Revisiting sequential tasks

I’m revisiting sequential tasks in the context of setting up some cron-like suites to handle a few tasks. Specifically, I have a data processing application that runs at a particular cycling frequency, but when things get backed up, it may run for longer than the cycling interval (e.g. cycles PT5M but may take up to PT15M to run). Because each instance processes whatever data is present, the intervening cycles don’t need to run, so I expire them. This leads to a suite that looks like:

[cylc]
    UTC mode = True
[scheduling]
    initial cycle point = now
    [[special tasks]]
        sequential = foo
        clock-trigger = foo(PT0M)
        clock-expire = foo(PT1M)
    [[dependencies]]
        [[[PT1M]]]
            graph = """ foo"""
[runtime]
    [[foo]]
        script = """ sleep 150 """

On its face, this seems to do exactly what I need but when executed, this doesn’t actually work. Task foo at the initial cycle point runs properly, downstream tasks expire properly, but once a task is expired every task thereafter ends up expired because the sequential line ends up translating to a dependency of foo[-PT1M]:succeeded => foo. It appears that the “sequential” logic does not handle intervening task expirations. This led me to the next “I only want one of these running at once” solution: an internal queue of size one.

[cylc]
    UTC mode = True
[scheduling]
    initial cycle point = now
    [[queues]]
        [[[limit_1]]]
            members = foo
             limit = 1
    [[special tasks]]
        clock-trigger = foo(PT0M)
        clock-expire = foo(PT1M)
    [[dependencies]]
        [[[PT1M]]]
            graph = """ foo"""
[runtime]
    [[foo]]
        script = """ sleep 150 """

This “works”, except that in the real case (not this contrived example), I don’t have just one of these tasks, and the queue semantics means that I have to have a separate, single-member length-1 queue for each task.

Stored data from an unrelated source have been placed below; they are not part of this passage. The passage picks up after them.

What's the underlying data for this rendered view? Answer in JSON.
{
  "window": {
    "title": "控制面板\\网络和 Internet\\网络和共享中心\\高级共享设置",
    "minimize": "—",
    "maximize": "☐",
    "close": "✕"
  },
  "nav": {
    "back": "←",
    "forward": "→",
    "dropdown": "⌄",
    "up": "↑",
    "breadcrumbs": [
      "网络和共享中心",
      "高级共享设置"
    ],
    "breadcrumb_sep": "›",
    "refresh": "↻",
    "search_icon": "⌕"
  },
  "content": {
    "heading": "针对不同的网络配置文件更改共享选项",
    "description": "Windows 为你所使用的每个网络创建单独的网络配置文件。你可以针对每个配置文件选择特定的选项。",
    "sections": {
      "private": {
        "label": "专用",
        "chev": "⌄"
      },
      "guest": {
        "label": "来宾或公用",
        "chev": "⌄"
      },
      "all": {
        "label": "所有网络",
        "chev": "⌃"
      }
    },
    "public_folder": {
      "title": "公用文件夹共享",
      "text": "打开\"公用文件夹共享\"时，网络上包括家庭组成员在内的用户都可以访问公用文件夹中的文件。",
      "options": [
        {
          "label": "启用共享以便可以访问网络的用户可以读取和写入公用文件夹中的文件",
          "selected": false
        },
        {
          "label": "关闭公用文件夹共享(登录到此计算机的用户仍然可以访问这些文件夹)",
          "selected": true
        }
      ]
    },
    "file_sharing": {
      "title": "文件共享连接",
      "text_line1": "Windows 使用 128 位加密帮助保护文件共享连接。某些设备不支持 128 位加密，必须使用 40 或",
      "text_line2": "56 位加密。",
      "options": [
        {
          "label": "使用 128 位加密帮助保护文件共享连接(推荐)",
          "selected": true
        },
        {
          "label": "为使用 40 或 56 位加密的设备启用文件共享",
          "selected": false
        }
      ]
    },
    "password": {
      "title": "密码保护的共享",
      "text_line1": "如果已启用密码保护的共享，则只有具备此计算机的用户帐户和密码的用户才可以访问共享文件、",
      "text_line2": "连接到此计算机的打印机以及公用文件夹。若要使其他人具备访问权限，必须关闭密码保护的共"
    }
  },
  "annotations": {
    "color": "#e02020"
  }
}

Is there a better solution for this? Ideally the “sequential” configuration would handle this, but as I started piecing it out I couldn’t see an easy/fast solution to make that efficiently work. Perhaps someone here has better ideas.

The other option I considered would be an xtrigger that would check the suite to see if an instance of that task was already running:

[cylc]
    UTC mode = True
[scheduling]
    initial cycle point = now
    [[xtriggers]]
        sequential = sequential(name=%(name)s)
    [[special tasks]]
        clock-trigger = foo(PT0M)
        clock-expire = foo(PT1M)
    [[dependencies]]
        [[[PT1M]]]
            graph = """ @sequential => foo"""
[runtime]
    [[foo]]
        script = """ sleep 150 """

where the “sequential” xtrigger function polls the current suite for all instances of task %(name)s and returns True if none of them are in a running state (e.g. submitted, running, retrying).

Hi Tim,

As you’ve discovered, the (ancient and deprecated) “sequential” setting is exactly equivalent to a previous-instance trigger in the graph. In fact the user guide says so, and recommends using the graph instead: https://cylc.github.io/doc/built-sphinx/suite-config.html?highlight=sequential#special-sequential-tasks. So that’s why sequential and clock-expire won’t do what you need (dependencies don’t magically transfer to the next task in line, on clock expiration).

Given that “each instance processes whatever data is present” the simplest solution might be integer cycling with previous-instance dependence. Each task job should just spin its wheels for a few minutes until sufficient data is available, then process the data and exit with success to make way for the next task. You could even use an xtrigger to poll for the data, to avoid the polling task. And the task or xtrigger function could even wait until at least the next clean 5 minute boundary, before checking for data, to pretty much replicate your 5 minute date-time cycling idea. Would that work?

Hilary

Thanks, Hilary. I’ve done some data processing before with integer cycles, but typically driven by another datetime cycling suite to handle the timing aspects.

In this case, I don’t know if that’s necessarily appropriate. I’m not sure I understand where the timing is coming from in an integer cycling suite, unless I implement cycling logic myself (which seems redundant given that “implementing cycling logic” is exactly what Cylc does!) inside the tasks.

Additionally, it’s not just a single task running on an interval. There’s typically a group of tasks, each running with their own interval (e.g. some at PT5M, some PT15M, some PT1H, etc.).

I’m a bit surprised that the sequential use case doesn’t come up more often (i.e. make sure subsequent task executions don’t conflict with their previous instances) - sometimes this is a matter of using cycle-point specific directories, but not always.

Finally, I agree that data-driven processing is the “correct” way to handle this - no need for timing at all. However, the infrastructure isn’t quite ready to support that yet so this is an intermediate step.